Der Westen durchlebt turbulente Zeiten. In verschiedenen Ländern kommt es zu Wahl- oder Abstimmungsentscheiden, die viele für unmöglich gehalten haben. Was ist los? Die westliche Gesellschaft scheint aus dem Gleichgewicht zu geraten. Ein Unmut der Bevölkerung, wohl einhergehend mit einem Vertrauensverlust in Politik und Wirtschaft, kommt an der Urne zum Ausdruck. Das muss uns zum Nachdenken anregen.
Solange diese Entscheide klein oder schlecht geredet werden, fehlt eine wichtige Grundvoraussetzung, um als Gesellschaft wieder zusammenzufinden. Die ernsthafte Auseinandersetzung mit der Mehrheit (!), die sich scheinbar politisch unkorrekt an der Urne äussert, ist eine dringliche Notwendigkeit. Welche Überlegungen führen sie zu ihrem Entscheid? Welche Werte, Interpretationen, Befürchtungen und Ziele leiten sie? Es handle sich um sogenannte Globalisierungsverlierer, sagt man. Das mag ein Aspekt sein. Doch zweifelsohne lässt sich die Situation nicht auf einen Begriff oder ein Phänomen reduzieren. Vermutlich muss sich der Westen auf verschiedenen Ebenen neu erfinden, um zurück zu Stabilität zu finden. Der Arbeitsmarkt ist eine dieser Ebenen. Wir, aus der HR-Welt, sind also Teil und inmitten des Geschehens.
Arbeit ist essenziell. Sie stiftet nicht nur das Einkommen für die grundlegendsten, menschlichen Bedürfnisse, sondern auch Zugehörigkeitsgefühl und Sinn. Insofern wirkt Arbeit integrierend. Für eine funktionierende Gesellschaft ist es wichtig, dass möglichst jeder einen passenden Platz in der Arbeitswelt findet. Das braucht ein entsprechendes Engagement des Individuums. Es muss sich mit Blick auf seine Arbeitsmarktfähigkeit ausbilden, weiterbilden, eine gewisse Mobilitätsbereitschaft mitbringen und mit Ernsthaftigkeit und Disziplin am Arbeitsleben teilnehmen.

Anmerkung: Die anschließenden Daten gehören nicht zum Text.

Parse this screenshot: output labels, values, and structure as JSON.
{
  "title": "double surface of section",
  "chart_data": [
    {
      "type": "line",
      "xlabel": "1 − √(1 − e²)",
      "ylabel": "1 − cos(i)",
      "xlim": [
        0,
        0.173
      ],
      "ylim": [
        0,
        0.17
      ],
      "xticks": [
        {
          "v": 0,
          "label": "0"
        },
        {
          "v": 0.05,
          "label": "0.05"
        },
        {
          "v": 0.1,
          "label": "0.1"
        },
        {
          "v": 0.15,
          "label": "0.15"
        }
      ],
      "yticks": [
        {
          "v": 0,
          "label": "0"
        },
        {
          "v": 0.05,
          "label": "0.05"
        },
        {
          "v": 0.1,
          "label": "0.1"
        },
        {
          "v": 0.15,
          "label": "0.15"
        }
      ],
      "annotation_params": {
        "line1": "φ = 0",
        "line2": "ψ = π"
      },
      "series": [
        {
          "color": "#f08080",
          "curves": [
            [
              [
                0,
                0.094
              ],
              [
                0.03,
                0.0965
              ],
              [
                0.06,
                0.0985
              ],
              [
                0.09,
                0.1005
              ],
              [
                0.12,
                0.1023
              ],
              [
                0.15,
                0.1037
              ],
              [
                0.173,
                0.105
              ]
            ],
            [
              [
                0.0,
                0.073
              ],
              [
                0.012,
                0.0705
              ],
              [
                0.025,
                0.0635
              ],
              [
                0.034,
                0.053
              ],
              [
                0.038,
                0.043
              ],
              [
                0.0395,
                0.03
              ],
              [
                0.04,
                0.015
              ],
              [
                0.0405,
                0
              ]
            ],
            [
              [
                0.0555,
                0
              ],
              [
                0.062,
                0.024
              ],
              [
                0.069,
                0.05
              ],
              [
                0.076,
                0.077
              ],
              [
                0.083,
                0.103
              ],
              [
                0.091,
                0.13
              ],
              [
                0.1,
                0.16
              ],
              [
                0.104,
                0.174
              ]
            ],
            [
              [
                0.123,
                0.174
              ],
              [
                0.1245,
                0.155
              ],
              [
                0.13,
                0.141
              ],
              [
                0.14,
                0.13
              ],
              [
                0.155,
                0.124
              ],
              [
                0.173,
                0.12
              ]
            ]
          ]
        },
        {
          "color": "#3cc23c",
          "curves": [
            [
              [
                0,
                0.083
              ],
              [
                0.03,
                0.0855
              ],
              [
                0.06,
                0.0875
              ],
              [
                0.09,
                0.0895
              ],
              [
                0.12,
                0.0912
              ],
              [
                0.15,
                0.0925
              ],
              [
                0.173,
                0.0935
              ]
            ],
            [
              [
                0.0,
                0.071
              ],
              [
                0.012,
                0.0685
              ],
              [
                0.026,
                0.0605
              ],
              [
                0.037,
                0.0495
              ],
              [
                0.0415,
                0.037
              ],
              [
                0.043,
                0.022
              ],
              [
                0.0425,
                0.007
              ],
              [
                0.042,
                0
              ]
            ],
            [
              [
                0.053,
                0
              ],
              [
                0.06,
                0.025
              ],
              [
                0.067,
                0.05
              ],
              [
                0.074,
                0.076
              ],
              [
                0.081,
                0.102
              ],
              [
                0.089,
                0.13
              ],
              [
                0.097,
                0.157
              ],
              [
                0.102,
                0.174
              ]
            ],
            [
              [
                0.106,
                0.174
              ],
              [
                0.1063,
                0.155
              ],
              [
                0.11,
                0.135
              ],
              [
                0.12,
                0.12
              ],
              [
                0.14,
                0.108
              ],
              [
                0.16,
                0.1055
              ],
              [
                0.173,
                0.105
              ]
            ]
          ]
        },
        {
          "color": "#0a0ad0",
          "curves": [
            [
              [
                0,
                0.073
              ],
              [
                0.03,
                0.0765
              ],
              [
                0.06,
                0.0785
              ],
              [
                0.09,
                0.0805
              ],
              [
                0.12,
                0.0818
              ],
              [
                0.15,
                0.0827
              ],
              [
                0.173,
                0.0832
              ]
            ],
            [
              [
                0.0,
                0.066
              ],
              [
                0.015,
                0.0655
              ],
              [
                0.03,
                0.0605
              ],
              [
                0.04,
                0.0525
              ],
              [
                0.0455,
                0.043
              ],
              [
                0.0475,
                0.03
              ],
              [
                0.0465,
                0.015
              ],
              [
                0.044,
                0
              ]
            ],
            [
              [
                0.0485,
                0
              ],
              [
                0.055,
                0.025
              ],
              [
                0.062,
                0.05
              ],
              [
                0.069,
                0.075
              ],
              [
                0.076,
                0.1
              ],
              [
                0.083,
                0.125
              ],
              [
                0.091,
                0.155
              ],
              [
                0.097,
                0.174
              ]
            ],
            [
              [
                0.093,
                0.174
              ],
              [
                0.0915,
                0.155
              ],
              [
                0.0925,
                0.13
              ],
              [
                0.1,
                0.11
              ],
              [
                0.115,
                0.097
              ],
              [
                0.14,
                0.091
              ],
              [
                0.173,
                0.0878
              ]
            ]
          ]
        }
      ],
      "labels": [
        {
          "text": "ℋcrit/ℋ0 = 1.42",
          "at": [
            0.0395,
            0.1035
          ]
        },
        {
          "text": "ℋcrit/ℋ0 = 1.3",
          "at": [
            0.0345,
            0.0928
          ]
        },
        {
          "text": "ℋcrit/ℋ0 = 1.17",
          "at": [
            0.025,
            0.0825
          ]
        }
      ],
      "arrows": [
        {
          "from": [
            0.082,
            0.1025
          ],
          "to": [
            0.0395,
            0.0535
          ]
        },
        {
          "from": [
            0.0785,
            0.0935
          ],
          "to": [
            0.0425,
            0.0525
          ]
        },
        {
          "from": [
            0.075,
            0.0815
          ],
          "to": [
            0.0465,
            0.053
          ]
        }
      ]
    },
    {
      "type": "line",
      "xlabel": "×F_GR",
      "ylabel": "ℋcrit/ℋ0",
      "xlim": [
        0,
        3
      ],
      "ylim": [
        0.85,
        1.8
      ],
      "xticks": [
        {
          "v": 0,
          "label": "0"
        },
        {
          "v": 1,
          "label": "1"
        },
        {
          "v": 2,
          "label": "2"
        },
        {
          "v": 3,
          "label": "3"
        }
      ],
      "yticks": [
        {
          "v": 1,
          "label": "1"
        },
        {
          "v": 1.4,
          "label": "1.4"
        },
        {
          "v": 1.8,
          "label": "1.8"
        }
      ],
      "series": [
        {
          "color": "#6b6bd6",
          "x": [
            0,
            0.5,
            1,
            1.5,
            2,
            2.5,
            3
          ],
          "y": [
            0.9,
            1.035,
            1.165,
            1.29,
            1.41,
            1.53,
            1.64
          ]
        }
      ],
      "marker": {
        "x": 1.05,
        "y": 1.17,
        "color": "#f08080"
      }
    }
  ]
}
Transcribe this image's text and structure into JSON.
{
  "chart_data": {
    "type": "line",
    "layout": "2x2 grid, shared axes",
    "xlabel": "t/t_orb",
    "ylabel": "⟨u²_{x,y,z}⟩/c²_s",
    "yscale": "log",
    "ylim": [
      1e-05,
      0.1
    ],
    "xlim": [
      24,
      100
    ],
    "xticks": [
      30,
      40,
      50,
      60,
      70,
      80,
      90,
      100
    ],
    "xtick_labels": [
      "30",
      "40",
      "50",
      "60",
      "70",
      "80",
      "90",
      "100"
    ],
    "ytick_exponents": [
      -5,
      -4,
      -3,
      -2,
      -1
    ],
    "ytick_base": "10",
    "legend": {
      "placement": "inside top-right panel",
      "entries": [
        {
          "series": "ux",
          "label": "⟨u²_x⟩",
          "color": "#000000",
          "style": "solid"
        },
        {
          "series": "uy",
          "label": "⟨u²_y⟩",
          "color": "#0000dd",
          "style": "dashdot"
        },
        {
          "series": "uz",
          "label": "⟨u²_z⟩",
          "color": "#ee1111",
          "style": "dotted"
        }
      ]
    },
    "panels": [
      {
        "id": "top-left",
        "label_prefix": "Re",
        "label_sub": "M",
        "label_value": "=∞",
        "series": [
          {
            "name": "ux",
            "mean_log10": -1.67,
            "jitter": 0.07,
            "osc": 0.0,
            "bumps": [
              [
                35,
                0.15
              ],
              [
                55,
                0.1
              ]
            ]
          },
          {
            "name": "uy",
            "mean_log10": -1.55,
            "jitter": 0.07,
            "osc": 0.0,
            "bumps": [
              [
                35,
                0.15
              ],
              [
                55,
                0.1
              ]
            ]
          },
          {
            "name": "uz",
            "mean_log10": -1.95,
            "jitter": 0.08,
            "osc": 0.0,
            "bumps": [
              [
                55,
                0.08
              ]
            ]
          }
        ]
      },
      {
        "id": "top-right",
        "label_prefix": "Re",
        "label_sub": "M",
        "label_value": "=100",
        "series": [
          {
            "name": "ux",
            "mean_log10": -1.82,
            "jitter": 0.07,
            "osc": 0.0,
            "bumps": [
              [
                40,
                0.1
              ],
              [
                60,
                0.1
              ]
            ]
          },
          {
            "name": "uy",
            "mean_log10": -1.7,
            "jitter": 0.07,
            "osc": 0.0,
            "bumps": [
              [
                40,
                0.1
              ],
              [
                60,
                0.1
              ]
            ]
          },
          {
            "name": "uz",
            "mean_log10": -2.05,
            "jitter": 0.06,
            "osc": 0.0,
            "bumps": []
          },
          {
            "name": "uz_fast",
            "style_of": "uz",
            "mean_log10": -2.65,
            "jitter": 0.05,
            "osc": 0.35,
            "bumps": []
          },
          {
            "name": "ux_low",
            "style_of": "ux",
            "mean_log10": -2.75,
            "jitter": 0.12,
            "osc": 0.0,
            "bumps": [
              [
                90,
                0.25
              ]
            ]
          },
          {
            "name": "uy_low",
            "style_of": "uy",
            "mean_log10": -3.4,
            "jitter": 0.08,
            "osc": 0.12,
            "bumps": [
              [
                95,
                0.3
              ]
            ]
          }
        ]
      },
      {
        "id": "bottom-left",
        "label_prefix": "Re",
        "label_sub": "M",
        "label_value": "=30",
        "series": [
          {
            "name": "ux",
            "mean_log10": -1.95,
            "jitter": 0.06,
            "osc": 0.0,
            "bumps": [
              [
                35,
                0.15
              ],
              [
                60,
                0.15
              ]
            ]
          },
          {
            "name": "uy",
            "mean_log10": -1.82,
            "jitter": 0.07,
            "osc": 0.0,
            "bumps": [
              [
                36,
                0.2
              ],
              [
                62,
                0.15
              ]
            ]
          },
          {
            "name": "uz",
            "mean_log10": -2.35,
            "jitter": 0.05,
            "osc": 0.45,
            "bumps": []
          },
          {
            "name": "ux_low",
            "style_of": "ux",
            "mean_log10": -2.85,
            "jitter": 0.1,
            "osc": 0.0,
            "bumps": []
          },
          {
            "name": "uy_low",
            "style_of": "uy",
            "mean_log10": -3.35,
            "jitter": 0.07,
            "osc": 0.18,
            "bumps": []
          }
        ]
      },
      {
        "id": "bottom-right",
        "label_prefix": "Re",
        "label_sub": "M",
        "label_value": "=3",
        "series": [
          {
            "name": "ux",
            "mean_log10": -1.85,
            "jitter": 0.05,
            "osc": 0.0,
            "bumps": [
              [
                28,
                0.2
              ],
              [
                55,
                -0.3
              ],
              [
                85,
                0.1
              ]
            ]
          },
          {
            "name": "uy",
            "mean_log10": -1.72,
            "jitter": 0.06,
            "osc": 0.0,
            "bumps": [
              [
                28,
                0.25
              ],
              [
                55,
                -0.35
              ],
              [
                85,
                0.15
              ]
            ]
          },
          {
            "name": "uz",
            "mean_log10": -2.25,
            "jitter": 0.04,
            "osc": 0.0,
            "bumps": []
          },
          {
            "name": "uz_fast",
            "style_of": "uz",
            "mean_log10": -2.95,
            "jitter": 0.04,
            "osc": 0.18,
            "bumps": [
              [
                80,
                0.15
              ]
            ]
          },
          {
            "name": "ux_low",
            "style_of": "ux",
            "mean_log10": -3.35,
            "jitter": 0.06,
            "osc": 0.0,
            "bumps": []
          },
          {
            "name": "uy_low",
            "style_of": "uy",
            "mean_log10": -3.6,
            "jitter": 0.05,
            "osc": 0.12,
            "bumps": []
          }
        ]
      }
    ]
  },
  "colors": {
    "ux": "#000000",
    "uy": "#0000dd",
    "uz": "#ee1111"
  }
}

Aber die Arbeitgeber sind genauso in der Pflicht – nebst dem Staat, der für die Bereitstellung der Bildungsinfrastruktur zuständig ist. Die Arbeitgeber wirken am Markt. Sie haben eine gute Vorstellung davon, wie sich dieser weiterentwickelt und welche Herausforderungen sich damit verbunden den Mitarbeitenden stellen. Entsprechend sind sie gut positioniert, um entweder selber Bildungsgänge anzubieten oder ihre Mitarbeitenden in der Aus- und Weiterbildung zu beraten und zu unterstützen. Ebenso ist es Aufgabe der Arbeitgeber, den Mitarbeitenden reinen Wein einzuschenken. Zeichnet sich ab, dass sich ein Unternehmen oder eine ganze Branche im Strukturwandel befindet, haben die Mitarbeitenden ein Recht darauf, dies frühzeitig zu erfahren, um sich für die neue Zukunft zu rüsten. Und hier liegt auch die Chance, sich als Unternehmen um seine Mitarbeitenden zu kümmern, und damit wieder Vertrauen in das eigene Unternehmen und eine funktionierende Wirtschaft aufzubauen.
Anderenfalls werden die absehbaren Probleme vor sich hingeschoben und immer grösser, bis sie zu einer gesellschaftlichen Krise ausarten, deren Lösung um ein Vielfaches schwieriger ist. Es gibt Stimmen, die ein bedingungsloses Grundeinkommen vorschlagen, um die sozialen Probleme zu lösen, die ein rascher und disruptiver Wandel mit sich bringt. Ich bin skeptisch gegenüber diesem Vorschlag. Gerade weil die Arbeit viel mehr Funktionen hat als die reine Mittelbeschaffung. Jeder will Teil sein der Gesellschaft und seinen Beitrag dazu leisten.
Ich vertraue in die Kraft unserer westlichen Gesellschaft, sich weiterzuentwickeln und zu erneuern. Das ist keine einfache Aufgabe, aber sie kann gemeistert werden. Der Westen hat das in den vergangenen Jahrzehnten schon mehrfach bewiesen.